Gibbs assumes command on “NCIS” (8 p.m., CBS, R, TV-14) ... Down to eight on “So You Think You Can Dance” (8 p.m., Fox, R, TV-PG) ... Violence in the arms trade on “FBI” (9 p.m., CBS, R, TV-14) ... Jamie Foxx hosts “Beat Shazam” (9 p.m., Fox, R, TV-PG) ... “48 Hours” (10 p.m., CBS, R).
Julie Chen Moonves hosts “Big Brother” (8 p.m., CBS, TV-PG) ... Marge enters a new age on “The Simpsons” (8 p.m., Fox, R, TV-PG) ... “Celebrity Family Feud” (8 p.m., ABC, TV-PG) ... Illusionists audition on “Penn & Teller: Fool Us” (8 p.m., CW, R, TV-PG) ... On two helpings of “What Just Happened??!” (Fox, TV-14), a bad reaction (8:30 p.m.), regrets (9:30 p.m.).

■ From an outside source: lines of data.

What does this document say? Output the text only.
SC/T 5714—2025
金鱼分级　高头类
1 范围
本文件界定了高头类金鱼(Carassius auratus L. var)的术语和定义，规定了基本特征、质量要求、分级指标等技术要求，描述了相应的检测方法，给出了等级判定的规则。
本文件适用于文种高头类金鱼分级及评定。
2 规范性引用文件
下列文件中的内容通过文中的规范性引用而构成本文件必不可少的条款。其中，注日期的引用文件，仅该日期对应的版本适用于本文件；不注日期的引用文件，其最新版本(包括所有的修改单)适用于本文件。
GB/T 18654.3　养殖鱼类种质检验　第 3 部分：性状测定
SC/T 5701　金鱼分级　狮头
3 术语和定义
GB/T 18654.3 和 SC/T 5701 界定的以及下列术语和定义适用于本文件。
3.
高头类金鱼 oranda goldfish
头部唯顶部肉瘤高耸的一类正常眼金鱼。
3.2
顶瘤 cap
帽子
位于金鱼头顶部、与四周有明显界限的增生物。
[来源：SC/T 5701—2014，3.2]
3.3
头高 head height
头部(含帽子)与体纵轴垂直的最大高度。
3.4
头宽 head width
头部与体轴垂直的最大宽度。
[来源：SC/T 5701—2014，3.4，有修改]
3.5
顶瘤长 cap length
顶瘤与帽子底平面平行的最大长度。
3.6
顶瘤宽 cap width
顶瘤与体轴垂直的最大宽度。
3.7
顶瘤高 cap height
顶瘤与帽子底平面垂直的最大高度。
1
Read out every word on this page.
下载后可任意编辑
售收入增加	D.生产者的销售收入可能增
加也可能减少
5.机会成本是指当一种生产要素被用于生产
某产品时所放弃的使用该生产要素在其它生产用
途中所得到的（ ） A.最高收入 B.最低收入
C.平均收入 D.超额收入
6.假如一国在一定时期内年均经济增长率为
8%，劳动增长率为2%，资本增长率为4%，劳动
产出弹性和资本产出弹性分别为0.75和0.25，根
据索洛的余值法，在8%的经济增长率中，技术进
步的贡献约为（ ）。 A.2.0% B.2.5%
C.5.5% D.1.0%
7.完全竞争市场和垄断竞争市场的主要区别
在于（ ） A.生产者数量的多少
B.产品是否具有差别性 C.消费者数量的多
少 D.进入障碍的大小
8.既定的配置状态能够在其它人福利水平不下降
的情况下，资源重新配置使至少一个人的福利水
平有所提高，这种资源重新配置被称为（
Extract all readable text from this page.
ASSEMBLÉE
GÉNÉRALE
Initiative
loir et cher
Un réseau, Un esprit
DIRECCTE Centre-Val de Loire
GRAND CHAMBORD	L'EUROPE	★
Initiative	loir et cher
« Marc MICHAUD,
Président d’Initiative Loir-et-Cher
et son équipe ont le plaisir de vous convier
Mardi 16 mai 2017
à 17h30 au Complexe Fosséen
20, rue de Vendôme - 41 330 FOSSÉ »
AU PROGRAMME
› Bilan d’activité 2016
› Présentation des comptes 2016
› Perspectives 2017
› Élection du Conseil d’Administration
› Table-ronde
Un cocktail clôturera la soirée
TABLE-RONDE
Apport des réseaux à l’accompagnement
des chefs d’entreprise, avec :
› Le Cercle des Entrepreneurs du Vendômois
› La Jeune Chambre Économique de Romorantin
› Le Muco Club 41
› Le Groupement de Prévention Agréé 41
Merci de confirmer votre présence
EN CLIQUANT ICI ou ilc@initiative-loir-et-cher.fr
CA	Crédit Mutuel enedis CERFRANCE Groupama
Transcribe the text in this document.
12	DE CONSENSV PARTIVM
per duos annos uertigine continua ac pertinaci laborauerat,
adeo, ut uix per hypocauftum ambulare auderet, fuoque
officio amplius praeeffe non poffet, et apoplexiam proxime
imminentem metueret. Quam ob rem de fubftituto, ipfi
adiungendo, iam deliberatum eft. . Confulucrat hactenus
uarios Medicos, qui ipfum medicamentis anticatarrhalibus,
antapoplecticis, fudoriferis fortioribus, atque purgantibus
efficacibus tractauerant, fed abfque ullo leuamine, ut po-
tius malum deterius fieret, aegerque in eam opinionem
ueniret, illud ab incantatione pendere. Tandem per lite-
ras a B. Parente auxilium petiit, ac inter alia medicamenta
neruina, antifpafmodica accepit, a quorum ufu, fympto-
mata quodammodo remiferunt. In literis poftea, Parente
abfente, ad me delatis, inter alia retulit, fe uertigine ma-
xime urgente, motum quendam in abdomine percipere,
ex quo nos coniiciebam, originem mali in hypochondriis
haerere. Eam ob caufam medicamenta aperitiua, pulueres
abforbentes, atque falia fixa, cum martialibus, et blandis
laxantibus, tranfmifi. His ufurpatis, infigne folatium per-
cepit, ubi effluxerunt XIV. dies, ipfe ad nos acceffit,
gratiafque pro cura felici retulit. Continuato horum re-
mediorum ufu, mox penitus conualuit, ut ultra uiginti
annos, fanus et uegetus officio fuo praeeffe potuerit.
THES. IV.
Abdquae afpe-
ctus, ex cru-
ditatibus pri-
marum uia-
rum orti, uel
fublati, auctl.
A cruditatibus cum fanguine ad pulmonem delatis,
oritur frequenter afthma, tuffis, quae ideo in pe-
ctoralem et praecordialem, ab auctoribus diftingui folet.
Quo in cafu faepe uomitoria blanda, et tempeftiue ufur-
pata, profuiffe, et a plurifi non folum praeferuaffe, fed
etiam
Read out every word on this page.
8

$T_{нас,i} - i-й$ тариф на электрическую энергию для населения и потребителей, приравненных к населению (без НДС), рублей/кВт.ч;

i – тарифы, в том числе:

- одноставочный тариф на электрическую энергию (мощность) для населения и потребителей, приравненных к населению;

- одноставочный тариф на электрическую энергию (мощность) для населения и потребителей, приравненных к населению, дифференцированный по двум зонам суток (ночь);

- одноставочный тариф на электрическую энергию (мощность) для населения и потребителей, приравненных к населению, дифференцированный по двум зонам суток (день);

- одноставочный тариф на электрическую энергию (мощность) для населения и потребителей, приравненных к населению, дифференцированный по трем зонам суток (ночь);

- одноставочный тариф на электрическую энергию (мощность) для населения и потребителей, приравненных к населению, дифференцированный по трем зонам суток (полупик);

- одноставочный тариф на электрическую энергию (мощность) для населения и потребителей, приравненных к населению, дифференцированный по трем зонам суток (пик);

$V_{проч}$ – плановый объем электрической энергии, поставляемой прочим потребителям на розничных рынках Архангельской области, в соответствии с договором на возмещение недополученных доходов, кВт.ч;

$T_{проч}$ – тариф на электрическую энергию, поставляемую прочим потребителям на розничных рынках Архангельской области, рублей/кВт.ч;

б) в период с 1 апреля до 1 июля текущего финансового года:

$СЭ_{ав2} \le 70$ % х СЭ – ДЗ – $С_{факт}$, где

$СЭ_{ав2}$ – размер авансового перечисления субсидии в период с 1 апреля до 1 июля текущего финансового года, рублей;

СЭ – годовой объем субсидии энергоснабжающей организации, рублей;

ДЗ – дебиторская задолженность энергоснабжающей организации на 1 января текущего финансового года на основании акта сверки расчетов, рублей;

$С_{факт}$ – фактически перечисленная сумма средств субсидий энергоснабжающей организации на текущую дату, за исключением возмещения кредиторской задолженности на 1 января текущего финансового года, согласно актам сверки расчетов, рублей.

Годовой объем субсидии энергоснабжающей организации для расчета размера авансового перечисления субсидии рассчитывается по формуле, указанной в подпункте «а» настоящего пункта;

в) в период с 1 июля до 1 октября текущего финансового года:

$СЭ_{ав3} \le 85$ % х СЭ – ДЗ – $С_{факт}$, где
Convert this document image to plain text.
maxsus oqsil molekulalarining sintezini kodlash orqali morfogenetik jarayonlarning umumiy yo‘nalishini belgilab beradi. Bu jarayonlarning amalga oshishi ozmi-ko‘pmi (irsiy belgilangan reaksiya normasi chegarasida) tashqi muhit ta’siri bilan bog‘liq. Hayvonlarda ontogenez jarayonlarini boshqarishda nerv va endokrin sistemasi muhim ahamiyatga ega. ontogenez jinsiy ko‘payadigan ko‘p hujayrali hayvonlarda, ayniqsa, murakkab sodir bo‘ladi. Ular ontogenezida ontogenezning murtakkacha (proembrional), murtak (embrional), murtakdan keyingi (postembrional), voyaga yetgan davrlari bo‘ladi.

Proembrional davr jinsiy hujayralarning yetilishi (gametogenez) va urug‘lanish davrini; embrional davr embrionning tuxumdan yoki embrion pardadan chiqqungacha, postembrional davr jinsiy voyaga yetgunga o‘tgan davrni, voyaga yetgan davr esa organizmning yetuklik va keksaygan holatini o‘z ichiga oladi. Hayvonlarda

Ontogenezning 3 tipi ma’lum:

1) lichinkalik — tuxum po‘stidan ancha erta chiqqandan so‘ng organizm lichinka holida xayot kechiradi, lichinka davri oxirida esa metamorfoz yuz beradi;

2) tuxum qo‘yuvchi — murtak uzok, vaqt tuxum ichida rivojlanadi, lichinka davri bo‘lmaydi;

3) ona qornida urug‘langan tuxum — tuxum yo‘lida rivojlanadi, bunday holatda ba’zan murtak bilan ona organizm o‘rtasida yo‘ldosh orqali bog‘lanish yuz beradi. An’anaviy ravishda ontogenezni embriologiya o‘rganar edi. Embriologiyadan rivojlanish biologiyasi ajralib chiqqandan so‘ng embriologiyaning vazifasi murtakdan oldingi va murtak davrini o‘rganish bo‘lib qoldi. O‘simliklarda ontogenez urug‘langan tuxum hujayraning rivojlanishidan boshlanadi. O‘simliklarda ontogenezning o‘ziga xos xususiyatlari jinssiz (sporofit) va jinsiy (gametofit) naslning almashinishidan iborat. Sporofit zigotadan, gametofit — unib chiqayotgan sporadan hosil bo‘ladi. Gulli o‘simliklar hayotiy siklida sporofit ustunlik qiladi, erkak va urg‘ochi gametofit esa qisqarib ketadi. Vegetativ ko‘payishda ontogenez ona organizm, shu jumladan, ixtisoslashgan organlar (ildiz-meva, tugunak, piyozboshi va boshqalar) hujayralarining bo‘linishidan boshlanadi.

Gender confusion on “Family Guy” (9 p.m., Fox, R, TV-14) ... “The $100,000 Pyramid” (9 p.m., ABC, TV-14) ... Dean Cain hosts “Masters of Illusion” (9 p.m. and 9:30 p.m., CW, R, TV-PG) ... An expose proves fatal on “NCIS: Los Angeles” (10 p.m., CBS, R, TV-14) ... “To Tell the Truth” (10 p.m., ABC, TV-PG).